The Asia-Africa Growth Corridor is the answer to OBOR

The Asia-Africa Growth Corridor is the answer to OBOR
India has a long history of development cooperation in Africa in capacity building and in contributing towards development of social sector through a few unique programmes such as Pan Africa e-Network. Indian companies have a sustainable presence in the African region. Also, India has a distinction in providing affordable, appropriate and adaptable technology; in working in project execution and in building technical capacities in many developing countries, especially in Africa.

The Exim Bank of India is the lead organisation for carrying out the development credit tasks in overseas countries. Exim Bank’s Line Of Credit (LOC) affords a risk-free, non-recourse export financing option to Indian exporters. Besides promoting India’s exports, Exim Bank’s LOCs enable demonstration of Indian expertise and project execution capabilities in emerging markets.

In recent years, Indian project exporters have secured diverse contracts exemplifying their versatility and technological capabilities. Exim Bank has been one of the prime movers in encouraging project exports from India; and has enabled Indian companies to secure contracts across various geographies over two decades and supplement the development objectives of host countries.

At a time when India is readying to make a mark in the global arena as a manufacturing hub, to invest abroad for seeking resources, markets, efficiencies or even strategic assets, Exim Bank of India encourages Indian companies to invest abroad, through its Overseas Investment Finance programme.

The Asia-Africa Growth Corridor (AAGC) initiative is part of Indo-Pacific freedom corridor being put in place by India and Japan with an eye on counterbalancing China’s OBOR. In financing this corridor, Exim Bank of India can play a major role through its aforesaid funding programmes because AAGC offers tremendous opportunity for an association of Indian supplies, expertise and services as is apparent from the project features outlined below.

The AAGC, based on India’s decades-old goodwill in Africa and Japan’s financial resources, aims to be an efficient and sustainable mechanism for linking economies, industries and institutions, ideas and people among, and between, Africa and Asia. There is still a vast and untapped potential among, and between, Asia and Africa, which needs to be explored for shared growth, and stability.

The AAGC would consist of four main components: development and cooperation projects, quality infrastructure and institutional connectivity, capacity and skill enhancement and people-to-people partnerships. These four components are complementary to each other and calculated to promote growth and development.

India’s Africa policy draws strength from India’s support for democracy, anti-colonialism, anti-racism, and India’s contribution by way of developmental aid and participation in the UN peacekeeping operations in Africa.

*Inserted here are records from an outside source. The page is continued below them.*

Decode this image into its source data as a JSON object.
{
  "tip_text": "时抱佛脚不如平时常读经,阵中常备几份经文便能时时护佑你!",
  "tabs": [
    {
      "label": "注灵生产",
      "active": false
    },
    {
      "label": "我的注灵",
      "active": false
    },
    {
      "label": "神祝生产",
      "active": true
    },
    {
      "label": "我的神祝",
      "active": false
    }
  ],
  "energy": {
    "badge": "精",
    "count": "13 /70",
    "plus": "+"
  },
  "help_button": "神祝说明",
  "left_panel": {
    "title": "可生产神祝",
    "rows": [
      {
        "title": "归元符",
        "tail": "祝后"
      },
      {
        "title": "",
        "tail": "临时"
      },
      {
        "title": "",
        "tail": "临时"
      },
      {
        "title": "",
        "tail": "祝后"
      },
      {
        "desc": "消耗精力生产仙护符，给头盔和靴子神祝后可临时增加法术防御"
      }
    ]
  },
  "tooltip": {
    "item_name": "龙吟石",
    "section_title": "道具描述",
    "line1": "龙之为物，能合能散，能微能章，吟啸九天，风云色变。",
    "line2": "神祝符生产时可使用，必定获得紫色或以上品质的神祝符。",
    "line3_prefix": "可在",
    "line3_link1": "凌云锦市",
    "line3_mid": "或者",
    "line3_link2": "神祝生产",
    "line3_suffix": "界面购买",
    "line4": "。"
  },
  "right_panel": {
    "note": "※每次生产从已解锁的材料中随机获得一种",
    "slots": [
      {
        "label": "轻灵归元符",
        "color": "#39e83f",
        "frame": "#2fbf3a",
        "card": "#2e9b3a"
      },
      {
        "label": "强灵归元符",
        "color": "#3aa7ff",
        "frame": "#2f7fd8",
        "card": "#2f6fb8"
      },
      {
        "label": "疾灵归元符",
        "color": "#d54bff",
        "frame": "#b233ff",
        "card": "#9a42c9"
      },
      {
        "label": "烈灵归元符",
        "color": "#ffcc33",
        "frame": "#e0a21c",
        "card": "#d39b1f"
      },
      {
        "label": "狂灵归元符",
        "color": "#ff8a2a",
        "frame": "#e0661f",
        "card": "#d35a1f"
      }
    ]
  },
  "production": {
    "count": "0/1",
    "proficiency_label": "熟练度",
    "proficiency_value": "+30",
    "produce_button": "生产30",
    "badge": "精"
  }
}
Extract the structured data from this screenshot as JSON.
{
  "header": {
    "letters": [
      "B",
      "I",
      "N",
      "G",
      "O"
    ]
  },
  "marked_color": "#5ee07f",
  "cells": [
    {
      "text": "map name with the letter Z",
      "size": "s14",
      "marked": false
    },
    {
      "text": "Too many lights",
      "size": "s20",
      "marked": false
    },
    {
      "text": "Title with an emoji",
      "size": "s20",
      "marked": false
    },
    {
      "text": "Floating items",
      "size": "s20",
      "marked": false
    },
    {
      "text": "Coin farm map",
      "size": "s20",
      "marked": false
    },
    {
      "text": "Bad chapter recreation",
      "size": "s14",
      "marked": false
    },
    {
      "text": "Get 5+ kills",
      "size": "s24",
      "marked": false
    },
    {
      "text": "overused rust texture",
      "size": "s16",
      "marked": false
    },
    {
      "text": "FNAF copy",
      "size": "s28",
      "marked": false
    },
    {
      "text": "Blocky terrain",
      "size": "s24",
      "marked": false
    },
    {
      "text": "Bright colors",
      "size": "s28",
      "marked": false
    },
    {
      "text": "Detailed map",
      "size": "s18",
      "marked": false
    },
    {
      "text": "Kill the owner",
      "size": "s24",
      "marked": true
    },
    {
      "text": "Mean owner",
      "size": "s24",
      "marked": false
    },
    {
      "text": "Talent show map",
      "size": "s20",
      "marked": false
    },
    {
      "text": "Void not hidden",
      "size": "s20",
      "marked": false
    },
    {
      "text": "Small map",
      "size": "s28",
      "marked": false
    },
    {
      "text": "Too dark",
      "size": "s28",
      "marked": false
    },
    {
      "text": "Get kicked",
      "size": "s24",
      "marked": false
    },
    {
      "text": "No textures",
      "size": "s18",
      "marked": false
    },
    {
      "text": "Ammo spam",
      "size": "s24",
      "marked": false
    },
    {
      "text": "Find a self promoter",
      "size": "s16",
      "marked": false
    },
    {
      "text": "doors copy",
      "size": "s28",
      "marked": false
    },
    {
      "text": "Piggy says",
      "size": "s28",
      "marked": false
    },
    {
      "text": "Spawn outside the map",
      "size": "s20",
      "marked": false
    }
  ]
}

At the 2015 India-Africa Forum Summit, India extended $10 billion aimed at development projects over five years and offered $600 million in grant assistance, including an India-Africa development fund of $100 million. Indian engagement has focused on education, capacity building, skill and human resources development, and the Pan-African e-network supporting tele-education, tele-medicine, and e-commerce.

OBOR projects will be largely funded by China on soft terms. Although, the social rate of return for such infrastructure projects is high, private rate of return, on the other hand, is expected to be low.

Similarly for AAGC projects, India would need to be funding at least its own supplies and services through long-term, low-cost credit. For Indian banks and Exim Bank of India, it would be a big challenge, particularly because the commitment could be considerably large in comparison to their respective balance sheet size. But then government assistance should be forthcoming and the initiative in its present form is only a vision document.

Therefore, there is enough time for planning for timely implementation of it in all its aspects, including financing by Indian banks spearheaded by the Exim Bank.